We have a Canopy cluster of 4 AP (5250), with about 400-500 SM. The busiest AP has 159 subscribers. We run HW scheduler, and the SM are a mix of P7,P8, and P9. All run the latest 7.2.9 firmware. Almost every SM is attached to a consumer router from Linksys, D-Link, Belkin, etc. We use private addressing, and a central linux-based NAT engine.
I have recently logged packets from our bandwidth-hogging broadcast storm. The cause is a SINGLE packet from one of these “consumer” routers. I have a binary pcap file available if anybody is interested in trying to figure out WHY this happens, but here’s a quick breakdown…
One router sends out an “igmp v3 report” message, to a L2 multicast address. Canopy treats this as a broadcast, and every SM gets it. Next, many other routers respond with an “icmp protocol 2 unreachable” message. Whats worse, those icmp replies are addressed to an ethernet broadcast! So every SM hears that too! The effect is that all bandwidth on the whole cluster (since its switched in a CMM) goes to 0 for the length of the storm.
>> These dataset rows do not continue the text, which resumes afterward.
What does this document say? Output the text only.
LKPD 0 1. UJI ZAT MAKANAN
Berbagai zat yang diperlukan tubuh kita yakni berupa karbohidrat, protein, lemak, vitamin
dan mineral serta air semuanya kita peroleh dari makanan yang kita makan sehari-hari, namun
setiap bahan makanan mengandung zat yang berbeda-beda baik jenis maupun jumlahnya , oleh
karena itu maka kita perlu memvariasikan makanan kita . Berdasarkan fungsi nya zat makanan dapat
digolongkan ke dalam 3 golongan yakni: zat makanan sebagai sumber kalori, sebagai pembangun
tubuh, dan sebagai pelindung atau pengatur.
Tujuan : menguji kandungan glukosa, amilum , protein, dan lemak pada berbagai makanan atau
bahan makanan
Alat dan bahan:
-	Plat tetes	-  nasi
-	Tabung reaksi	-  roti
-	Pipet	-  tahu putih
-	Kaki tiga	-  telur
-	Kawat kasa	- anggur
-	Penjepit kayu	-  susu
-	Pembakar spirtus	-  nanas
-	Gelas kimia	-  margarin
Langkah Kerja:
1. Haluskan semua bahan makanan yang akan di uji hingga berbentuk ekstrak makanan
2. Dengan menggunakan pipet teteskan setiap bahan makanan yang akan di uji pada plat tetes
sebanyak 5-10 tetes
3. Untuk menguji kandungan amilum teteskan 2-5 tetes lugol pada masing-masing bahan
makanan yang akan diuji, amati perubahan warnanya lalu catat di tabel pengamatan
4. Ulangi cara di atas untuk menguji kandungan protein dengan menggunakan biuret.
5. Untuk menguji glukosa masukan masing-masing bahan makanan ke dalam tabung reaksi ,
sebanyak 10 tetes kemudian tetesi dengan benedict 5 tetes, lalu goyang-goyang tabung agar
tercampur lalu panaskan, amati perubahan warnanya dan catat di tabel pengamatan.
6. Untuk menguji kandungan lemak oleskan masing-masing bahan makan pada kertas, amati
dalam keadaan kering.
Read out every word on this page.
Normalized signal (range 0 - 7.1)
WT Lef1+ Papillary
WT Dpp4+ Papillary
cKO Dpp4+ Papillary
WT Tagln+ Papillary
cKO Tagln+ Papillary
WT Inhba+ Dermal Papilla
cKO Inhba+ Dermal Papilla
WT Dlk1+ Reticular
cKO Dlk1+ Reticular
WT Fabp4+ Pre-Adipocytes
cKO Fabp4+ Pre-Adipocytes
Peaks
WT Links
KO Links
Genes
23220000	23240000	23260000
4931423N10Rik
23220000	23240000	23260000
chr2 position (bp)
Here’s the first few packets of the storm. There’s over 400 icmp replies to ethernet broadcast per second. I counted two igmp report packets at the start of each storm, each spaced one second apart.
16:33:03.072748 00:40:ca:38:1a:75 > 01:00:5e:00:00:16, ethertype IPv4 (0x0800),
length 60: IP 172.26.40.113 > 224.0.0.22: igmp v3 report, 1 group record(s)
16:33:03.084267 00:06:25:9a:98:64 > ff:ff:ff:ff:ff:ff, ethertype IPv4 (0x0800),
length 74: IP 192.168.1.1 > 172.26.40.113: icmp 40: 224.0.0.22 protocol 2
unreachable
16:33:03.096916 00:0f:b5:25:b3:81 > ff:ff:ff:ff:ff:ff, ethertype IPv4 (0x0800),
length 74: IP 192.168.1.1 > 172.26.40.113: icmp 40: 224.0.0.22 protocol 2
unreachable
16:33:03.111053 00:0f:b5:ec:f6:83 > ff:ff:ff:ff:ff:ff, ethertype IPv4 (0x0800),
length 74: IP 192.168.1.1 > 172.26.40.113: icmp 40: 224.0.0.22 protocol 2
unreachable
So now, the “IPv4 Multicast” filter on the advanced page WILL prevent this, because it blocks the very first “igmp v3 report” packet. However, a few of our installers regularly forget to set the filters, and so the storms persist.